# 6" and 12" Combination Squares



## PurpLev (May 30, 2008)

I've had the same squares. and yes they ARE square according to their spec.

What I found though was that the 6" square rule never moved smoothly in the head - and I went to 3 different HD stores and tried out all the 6" models until I found the one that was the 'best' and still it wasn't as smooth as I would like - but it sure was square. the 12" for some reason is smoother. I guess the machining process for the 12" is better.

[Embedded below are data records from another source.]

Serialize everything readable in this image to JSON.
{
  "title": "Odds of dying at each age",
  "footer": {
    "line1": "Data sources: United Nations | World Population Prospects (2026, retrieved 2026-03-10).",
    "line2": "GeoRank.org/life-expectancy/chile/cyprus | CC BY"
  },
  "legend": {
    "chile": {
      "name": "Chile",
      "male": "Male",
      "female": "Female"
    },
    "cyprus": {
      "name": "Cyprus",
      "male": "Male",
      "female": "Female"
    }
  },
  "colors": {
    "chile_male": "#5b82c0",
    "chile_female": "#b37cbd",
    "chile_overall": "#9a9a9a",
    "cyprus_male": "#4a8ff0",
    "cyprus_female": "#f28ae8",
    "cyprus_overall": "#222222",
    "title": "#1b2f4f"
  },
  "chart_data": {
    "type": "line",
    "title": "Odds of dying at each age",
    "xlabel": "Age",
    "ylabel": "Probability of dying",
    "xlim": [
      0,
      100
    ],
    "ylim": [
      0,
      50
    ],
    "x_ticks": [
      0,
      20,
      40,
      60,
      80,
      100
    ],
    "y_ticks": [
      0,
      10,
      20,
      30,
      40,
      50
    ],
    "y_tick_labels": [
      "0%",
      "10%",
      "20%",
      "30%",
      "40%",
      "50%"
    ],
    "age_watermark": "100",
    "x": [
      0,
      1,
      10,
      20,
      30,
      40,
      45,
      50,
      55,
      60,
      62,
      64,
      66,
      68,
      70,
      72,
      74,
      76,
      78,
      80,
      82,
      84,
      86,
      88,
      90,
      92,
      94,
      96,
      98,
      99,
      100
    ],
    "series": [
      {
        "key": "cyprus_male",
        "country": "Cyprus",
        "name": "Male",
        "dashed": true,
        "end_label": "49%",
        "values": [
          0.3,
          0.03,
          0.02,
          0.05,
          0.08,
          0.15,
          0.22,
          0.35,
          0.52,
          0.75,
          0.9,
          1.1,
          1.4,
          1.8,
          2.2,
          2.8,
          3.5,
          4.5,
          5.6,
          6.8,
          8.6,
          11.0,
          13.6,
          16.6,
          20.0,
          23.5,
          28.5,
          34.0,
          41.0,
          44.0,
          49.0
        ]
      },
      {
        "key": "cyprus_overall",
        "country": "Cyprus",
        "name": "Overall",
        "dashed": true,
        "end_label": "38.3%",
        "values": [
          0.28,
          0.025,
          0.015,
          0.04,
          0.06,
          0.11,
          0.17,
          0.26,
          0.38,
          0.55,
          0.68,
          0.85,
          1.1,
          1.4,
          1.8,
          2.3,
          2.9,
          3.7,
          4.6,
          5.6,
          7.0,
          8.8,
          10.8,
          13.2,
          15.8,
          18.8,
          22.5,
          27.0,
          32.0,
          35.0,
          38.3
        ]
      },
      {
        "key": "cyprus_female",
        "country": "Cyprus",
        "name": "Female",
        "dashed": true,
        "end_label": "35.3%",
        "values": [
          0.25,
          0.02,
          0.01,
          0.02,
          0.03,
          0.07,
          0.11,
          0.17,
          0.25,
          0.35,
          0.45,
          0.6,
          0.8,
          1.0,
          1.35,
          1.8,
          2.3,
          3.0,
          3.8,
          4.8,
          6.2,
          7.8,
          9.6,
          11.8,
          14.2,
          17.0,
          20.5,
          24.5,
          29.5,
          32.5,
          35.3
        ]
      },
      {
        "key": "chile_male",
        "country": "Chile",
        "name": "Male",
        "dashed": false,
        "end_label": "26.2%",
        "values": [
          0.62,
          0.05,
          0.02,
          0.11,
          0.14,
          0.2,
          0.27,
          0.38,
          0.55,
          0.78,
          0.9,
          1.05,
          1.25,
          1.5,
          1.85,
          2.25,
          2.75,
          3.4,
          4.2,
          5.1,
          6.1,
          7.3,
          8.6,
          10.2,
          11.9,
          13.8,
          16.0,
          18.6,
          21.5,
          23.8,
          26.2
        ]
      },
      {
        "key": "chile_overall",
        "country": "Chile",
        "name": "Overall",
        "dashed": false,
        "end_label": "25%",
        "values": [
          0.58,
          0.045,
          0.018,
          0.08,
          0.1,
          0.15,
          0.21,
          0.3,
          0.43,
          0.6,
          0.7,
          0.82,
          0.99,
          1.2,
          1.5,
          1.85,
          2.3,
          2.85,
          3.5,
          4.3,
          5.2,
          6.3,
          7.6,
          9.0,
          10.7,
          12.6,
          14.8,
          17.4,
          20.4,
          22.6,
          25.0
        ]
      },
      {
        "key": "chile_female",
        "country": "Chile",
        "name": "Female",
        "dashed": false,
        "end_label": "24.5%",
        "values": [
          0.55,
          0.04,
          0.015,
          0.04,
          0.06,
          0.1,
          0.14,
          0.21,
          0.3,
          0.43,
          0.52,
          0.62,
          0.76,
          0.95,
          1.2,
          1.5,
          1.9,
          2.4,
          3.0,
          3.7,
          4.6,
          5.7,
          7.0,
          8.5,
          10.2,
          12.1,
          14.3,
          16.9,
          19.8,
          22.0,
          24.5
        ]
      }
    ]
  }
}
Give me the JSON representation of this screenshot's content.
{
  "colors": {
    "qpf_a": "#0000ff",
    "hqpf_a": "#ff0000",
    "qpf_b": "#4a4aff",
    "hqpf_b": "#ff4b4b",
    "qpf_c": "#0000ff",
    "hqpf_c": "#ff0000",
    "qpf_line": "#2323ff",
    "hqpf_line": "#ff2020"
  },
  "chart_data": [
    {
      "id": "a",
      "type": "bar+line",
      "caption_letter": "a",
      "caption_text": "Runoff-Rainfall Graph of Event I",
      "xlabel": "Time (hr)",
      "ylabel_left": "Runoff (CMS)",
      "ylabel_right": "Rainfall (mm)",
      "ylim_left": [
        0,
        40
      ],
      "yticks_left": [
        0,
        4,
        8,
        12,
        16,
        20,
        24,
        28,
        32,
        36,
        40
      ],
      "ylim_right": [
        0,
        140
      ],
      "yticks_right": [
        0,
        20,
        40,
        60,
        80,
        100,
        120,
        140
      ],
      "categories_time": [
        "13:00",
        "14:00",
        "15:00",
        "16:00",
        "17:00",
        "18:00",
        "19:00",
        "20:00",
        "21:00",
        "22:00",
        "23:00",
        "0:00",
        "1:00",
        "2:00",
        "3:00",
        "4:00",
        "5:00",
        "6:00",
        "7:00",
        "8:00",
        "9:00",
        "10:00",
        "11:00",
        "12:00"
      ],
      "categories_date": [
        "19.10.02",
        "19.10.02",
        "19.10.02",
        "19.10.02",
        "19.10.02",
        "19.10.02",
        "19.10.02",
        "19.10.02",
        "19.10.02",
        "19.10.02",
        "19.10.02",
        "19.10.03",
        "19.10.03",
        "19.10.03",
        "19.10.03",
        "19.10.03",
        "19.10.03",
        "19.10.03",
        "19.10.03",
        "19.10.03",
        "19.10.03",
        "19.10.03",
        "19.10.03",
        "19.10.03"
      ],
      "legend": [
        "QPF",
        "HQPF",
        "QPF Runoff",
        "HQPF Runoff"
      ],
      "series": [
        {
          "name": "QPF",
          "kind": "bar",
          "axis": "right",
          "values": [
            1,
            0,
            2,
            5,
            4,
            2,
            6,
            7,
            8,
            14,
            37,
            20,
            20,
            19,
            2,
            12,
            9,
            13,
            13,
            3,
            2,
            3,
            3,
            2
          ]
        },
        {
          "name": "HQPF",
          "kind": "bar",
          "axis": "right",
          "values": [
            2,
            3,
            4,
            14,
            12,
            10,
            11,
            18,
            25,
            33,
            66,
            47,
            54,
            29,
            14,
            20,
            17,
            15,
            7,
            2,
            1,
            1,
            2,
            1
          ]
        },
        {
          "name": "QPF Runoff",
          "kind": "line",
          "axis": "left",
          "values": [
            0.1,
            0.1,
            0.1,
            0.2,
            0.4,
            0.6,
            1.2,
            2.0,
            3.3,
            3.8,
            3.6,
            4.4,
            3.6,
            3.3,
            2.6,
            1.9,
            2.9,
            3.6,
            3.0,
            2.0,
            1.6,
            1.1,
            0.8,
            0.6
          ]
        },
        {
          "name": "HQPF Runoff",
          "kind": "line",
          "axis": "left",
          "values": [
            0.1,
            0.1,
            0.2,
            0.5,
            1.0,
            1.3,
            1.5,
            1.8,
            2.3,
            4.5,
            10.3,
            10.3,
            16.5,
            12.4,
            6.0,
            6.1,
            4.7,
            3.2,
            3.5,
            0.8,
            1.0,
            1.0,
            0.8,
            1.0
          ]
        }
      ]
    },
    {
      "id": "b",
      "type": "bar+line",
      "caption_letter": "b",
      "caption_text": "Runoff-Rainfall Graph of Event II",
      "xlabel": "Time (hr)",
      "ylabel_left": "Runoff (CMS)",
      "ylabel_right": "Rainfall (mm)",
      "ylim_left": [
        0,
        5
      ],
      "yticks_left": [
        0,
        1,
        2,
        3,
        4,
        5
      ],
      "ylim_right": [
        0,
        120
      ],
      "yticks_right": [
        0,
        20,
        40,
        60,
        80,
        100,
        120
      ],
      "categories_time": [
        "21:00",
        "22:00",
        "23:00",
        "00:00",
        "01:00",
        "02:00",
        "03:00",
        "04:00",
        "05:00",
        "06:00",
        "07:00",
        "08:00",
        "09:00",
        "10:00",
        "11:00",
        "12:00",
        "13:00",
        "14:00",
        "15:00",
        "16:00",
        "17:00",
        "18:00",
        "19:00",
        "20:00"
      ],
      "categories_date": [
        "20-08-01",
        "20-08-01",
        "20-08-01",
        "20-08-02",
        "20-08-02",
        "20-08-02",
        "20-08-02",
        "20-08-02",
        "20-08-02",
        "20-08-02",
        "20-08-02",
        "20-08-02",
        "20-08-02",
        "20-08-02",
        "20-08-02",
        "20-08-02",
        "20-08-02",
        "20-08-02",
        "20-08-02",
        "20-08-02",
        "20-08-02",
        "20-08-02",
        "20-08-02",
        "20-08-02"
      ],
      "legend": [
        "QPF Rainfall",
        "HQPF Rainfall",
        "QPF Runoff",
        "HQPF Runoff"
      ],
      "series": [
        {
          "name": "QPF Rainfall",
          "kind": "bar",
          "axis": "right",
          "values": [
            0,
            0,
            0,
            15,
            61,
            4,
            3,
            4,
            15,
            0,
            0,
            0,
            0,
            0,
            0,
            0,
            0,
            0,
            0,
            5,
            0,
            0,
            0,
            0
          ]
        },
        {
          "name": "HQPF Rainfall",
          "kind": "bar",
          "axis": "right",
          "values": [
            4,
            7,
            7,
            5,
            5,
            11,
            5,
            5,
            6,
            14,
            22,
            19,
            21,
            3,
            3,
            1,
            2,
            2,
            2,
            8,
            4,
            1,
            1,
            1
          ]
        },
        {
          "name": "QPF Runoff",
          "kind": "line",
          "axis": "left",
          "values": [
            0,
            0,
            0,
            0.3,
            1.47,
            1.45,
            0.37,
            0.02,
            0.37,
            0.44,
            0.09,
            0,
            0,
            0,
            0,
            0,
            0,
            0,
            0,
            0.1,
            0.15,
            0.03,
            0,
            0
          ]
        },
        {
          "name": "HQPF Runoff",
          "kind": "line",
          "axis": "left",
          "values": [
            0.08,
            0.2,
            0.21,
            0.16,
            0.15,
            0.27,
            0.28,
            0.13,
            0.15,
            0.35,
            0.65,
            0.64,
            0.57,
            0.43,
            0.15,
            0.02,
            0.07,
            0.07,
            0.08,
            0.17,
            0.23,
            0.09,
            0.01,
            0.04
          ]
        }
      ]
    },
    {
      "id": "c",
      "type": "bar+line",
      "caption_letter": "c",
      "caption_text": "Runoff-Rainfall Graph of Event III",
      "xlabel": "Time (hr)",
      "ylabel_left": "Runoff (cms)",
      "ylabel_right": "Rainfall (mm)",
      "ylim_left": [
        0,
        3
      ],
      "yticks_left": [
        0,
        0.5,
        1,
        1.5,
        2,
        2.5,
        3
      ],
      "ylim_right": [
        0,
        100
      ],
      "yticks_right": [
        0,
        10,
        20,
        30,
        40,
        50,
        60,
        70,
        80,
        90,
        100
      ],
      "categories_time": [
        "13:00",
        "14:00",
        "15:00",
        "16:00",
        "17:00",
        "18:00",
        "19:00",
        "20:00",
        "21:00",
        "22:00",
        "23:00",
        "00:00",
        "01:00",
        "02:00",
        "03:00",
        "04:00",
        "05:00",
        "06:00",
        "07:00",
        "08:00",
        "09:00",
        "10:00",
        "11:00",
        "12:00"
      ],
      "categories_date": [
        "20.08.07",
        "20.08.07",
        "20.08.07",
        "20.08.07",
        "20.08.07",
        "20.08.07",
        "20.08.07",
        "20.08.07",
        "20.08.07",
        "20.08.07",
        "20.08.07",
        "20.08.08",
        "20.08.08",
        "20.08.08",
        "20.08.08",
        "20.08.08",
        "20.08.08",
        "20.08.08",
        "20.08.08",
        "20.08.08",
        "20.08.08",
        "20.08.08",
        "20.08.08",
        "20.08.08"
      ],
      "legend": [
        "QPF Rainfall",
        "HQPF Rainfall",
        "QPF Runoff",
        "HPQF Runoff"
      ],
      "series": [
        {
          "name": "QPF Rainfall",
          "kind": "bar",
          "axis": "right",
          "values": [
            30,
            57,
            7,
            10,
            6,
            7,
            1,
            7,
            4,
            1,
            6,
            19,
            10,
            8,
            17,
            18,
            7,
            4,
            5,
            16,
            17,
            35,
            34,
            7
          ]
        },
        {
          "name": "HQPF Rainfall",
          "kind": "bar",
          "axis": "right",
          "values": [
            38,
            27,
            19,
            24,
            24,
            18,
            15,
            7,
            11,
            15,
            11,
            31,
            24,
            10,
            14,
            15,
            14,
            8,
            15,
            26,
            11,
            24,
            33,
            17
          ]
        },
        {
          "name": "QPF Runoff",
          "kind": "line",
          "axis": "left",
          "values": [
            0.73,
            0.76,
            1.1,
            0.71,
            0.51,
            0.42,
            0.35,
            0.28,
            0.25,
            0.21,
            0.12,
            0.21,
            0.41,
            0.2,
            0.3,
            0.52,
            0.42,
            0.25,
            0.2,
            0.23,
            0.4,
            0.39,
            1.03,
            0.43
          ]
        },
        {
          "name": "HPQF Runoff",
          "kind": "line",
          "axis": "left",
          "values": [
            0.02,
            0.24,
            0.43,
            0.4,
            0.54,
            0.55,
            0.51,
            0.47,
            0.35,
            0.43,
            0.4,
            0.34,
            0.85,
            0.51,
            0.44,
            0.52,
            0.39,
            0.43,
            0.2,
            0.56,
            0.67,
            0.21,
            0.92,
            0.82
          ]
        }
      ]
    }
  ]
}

frustrating at times to set them to exact lengths because of the smoothness issue, but they are a great value squares.


----------



## CartersWhittling (Jan 29, 2011)

I also have the same 6" square and use it all the time and my friend has the 12". Though like PurpLev I have the same problem with the arm not running smoothly, it can be a little annoying, but still a good square. I believe those squares come in two different editions, the standard quality and Pro, the latter is what I have. I can not remember what the difference is besides price. I would give it a 4 out of 5.


----------



## Dwain (Nov 1, 2007)

Agreed with Carters. I have the six inch for several years now. It is my apron square. Works very well, stays square and is smooth to boot. I keep thinking I should get something better, but this is find for now. There are better things to spend money on I guess…


----------



## jimc (Mar 6, 2008)

I have the same two combination squares and they work very well. I also had a problem with smoothness of the 6" square. I sent an email to Empire and they sent me a replacement part (for the life of me, I can't remember what it was) and it fixed the problem. So you might want to drop an email to Empire explaining that it is not smooth and I suspect they will send you the part to fix it as they did with me.


----------